China’s Dalian Shipbuilding Industry Co. (DSIC) reportedly started the development of two LNG-operated CO2 carriers for Northern Lights, a collaborative venture of Equinor, Shell, and TotalEnergies, in November this year.
The vessels are slated for delivery in 2024. They are meant to load liquefied and captured CO2 from European emitters, including Hafslund Oslo Celsio and Norcem Brevik carbon capture facilities, and transport it to the Northern Lights receiving terminal based in Øygarden.
After being stored at the terminal, the captured CO2 a pipeline would transport for permanent storage in a geological reservoir about 2,600 meters below the seabed. The facilities are currently under construction, and the operational activities are scheduled to start in 2024. They will be able to store up to 1.5 million tons of CO2 each year to expand to more than five million tons a year in a second developmental phase.
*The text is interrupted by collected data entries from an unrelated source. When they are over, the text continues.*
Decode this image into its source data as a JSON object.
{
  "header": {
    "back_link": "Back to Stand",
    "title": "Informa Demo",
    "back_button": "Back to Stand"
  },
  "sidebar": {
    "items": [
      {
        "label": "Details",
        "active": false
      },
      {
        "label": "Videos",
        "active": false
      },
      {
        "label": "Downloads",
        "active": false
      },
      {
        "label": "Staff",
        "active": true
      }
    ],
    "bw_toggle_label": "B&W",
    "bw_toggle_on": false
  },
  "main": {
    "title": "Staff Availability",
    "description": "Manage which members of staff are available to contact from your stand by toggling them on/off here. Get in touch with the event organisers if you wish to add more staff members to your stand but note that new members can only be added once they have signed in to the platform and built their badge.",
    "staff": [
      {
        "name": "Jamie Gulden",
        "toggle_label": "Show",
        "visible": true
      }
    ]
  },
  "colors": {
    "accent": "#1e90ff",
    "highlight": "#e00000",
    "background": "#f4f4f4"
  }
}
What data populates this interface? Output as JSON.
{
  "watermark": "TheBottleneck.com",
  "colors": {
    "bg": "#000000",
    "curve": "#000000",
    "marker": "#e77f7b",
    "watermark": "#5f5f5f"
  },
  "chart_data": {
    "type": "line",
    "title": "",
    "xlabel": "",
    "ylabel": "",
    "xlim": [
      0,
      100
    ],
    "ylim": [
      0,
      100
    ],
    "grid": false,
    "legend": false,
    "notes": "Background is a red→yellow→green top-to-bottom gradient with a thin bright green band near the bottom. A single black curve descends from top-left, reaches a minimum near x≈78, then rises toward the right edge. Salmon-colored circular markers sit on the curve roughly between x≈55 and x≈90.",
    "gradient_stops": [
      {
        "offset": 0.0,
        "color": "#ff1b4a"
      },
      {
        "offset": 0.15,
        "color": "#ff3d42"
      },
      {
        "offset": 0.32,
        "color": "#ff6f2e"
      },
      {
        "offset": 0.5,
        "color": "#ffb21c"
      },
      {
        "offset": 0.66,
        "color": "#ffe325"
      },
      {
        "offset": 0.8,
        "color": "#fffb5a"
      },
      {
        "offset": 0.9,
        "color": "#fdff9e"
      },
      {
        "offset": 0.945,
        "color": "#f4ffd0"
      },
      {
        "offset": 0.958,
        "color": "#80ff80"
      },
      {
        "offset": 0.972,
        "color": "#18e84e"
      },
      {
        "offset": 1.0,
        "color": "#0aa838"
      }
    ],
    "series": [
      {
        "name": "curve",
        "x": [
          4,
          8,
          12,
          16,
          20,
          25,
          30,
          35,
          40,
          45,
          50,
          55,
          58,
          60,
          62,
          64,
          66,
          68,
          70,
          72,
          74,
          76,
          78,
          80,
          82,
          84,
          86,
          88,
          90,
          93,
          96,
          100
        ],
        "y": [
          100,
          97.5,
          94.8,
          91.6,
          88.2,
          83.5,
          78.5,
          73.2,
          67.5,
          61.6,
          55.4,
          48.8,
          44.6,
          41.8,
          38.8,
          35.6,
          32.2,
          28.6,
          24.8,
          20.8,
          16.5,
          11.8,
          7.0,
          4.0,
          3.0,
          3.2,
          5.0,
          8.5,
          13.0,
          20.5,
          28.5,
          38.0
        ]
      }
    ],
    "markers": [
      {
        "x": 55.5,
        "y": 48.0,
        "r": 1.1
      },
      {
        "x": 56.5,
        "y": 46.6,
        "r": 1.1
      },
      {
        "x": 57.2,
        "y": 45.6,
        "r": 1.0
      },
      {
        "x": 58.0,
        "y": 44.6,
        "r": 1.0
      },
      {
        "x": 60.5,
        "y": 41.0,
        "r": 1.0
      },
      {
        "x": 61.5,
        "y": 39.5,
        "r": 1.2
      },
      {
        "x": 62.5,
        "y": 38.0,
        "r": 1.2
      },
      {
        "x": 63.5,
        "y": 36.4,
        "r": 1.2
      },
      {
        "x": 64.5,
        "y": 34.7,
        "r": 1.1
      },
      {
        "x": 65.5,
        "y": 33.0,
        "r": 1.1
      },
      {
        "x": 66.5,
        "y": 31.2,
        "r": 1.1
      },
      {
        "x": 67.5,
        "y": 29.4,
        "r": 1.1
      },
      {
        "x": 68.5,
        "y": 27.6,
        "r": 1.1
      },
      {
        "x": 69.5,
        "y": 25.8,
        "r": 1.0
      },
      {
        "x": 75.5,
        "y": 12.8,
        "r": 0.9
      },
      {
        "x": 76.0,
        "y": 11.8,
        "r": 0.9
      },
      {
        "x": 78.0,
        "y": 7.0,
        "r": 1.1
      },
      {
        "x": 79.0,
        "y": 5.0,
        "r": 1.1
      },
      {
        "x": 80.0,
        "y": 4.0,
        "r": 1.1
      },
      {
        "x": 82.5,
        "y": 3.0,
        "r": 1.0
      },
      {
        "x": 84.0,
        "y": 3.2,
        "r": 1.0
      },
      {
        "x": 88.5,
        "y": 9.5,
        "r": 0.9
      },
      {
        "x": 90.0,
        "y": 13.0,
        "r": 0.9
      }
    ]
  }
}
The assignment has been reportedly described as the first-of-its-kind full-scale carbon capture and storage (CCS) value chain.
Once delivered, the vessels will be classed by DNV and will be registered in Norway. These will be operated under the flag of Norwegian (NOR) by personnel of the Norwegian shipboard.
The ships will deploy LNG as a primary fuel. They will be equipped with advanced wind-assisted propulsion systems and next-gen air lubrication technology, anticipated to lower carbon intensity by about 34% compared to traditional methods. The units are going to feature ABB’s shaft generator systems.
Following the latest agreements, K Line’s K LINE LNG Shipping (UK) Ltd. (its London-based subsidiary) will be managing the two vessels in charge of transporting liquefied CO2.
CO2 transport is a critical component that connects industrial emitters in Europe to appropriate CO2 storage sites. Shipping is a great, scalable CO2 transport solution most suited for sailing distances across Europe.
Northern Lights mentioned that coming up with a flexible shipping solution as part of the first-ever cross-border CO2 transport and storage network would yield developing a market dedicated to CO2 storage.
With increased and enhanced interest from European industrial sectors, additional storage and shipping capacity is expected to be developed as demand rises, the firm added.
K Line and Northern Lights plan to collaborate to establish improved operational procedures to ensure the safe transportation of liquefied CO2.